Have you considered a sling? One like manduca/ ergo/ similar you can carry them up to toddler age on front/ then back.

That way they might be happier as closer. And you can feed them in sling if needed. I bf, but have fed other children bottles easily enough in sling. They are upright and you can then feed and walk at same time if needed. Ie on train/ in shops etc

Pack a bag the night before. If in say 3 hours they usually have 1-2 bottles. Pack 3 clean bottles and x3 cartons of milk. Don't take powder atm if your not feeling confident outside. That way you know you have spare if needed.

Have you considered just feeding on demand instead of schedules? You might feel more relaxed that way

AnythingNotEverything Tue 11-Mar-14 07:30:11

To be honest, I prefer to get out. I hate staying home, fighting DD to nap and feeling guilty about all the chores I can't do while looking after her.

I think it gets easier with practice. Is there something in particular that you're anxious about?

Slebmum Tue 11-Mar-14 07:36:54

It is like a military operation! When I was on mat leave I used to get up early and shower and get myself ready before DH got up for work or it would never have happened. Nappy bag always stocked, do breakfast, clean them up - they can still go out in baby grows when they're that little. Then go out coinciding with nap time so they would sleep in the buggy. I walked everywhere in those days so naps still happened on time and tbh they wouldn't sleep in their cots so it was beneficial to be walking when they needed a nap.

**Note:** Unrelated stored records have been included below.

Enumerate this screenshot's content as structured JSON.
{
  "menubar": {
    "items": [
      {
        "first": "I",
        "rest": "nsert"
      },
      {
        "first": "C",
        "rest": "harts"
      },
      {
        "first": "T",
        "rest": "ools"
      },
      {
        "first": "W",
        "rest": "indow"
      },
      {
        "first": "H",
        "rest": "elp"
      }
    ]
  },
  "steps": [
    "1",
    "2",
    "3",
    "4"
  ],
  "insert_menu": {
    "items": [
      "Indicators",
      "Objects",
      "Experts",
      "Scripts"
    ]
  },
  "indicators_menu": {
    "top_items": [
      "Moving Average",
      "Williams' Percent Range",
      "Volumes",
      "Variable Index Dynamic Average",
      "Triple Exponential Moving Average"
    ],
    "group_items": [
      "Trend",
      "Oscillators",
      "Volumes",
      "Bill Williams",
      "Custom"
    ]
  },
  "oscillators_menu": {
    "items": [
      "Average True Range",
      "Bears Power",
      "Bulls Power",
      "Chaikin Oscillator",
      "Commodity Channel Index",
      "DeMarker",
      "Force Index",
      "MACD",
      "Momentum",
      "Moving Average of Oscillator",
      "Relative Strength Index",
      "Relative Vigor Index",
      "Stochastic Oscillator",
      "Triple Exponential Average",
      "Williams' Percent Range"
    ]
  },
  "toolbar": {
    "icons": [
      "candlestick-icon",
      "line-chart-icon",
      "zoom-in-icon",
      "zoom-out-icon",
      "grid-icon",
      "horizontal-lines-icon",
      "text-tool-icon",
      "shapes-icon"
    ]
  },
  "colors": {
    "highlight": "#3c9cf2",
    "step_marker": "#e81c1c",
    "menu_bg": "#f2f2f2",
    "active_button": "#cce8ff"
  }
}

It does get easier, especially when the weather gets warmer and you don't need coats / blankets etched which all take extra time.

Sid77 Tue 11-Mar-14 07:56:59

I agree 100% with zebra! it gets easier the more you do it and you need to do it to get the confidence. Relax on the schedule/routine a bit and enjoy the sunshine! You will prob find summer easier - picnic rug, easy finger food, nap in the buggy. Lovey.

Hamnvik Tue 11-Mar-14 07:57:54

My DS is 11 months and I know exactly what you mean, the best time to leave is between his first and second nap but he only sleeps for 30mins so I struggle to get ready in that time which means trying to get ready while he climbs all over me, same as trying to pack lunch.
That's not including trying to get DH to be ready to leave at the right time either, that's always a disaster!
DS is a grumpy reflux baby too who doesn't nap in the car/buggy etc and until recently wouldn't drink milk out of the house, although he has now mastered the milk milk in a Sippy cup so that should help. You are not alone though!

stargirl1701 Tue 11-Mar-14 08:01:11

Yes, 100x yes! It was so hard and it looked so easy for everyone else. I used to spend ages packing and checking the change bag. I had everything inc. Calpol!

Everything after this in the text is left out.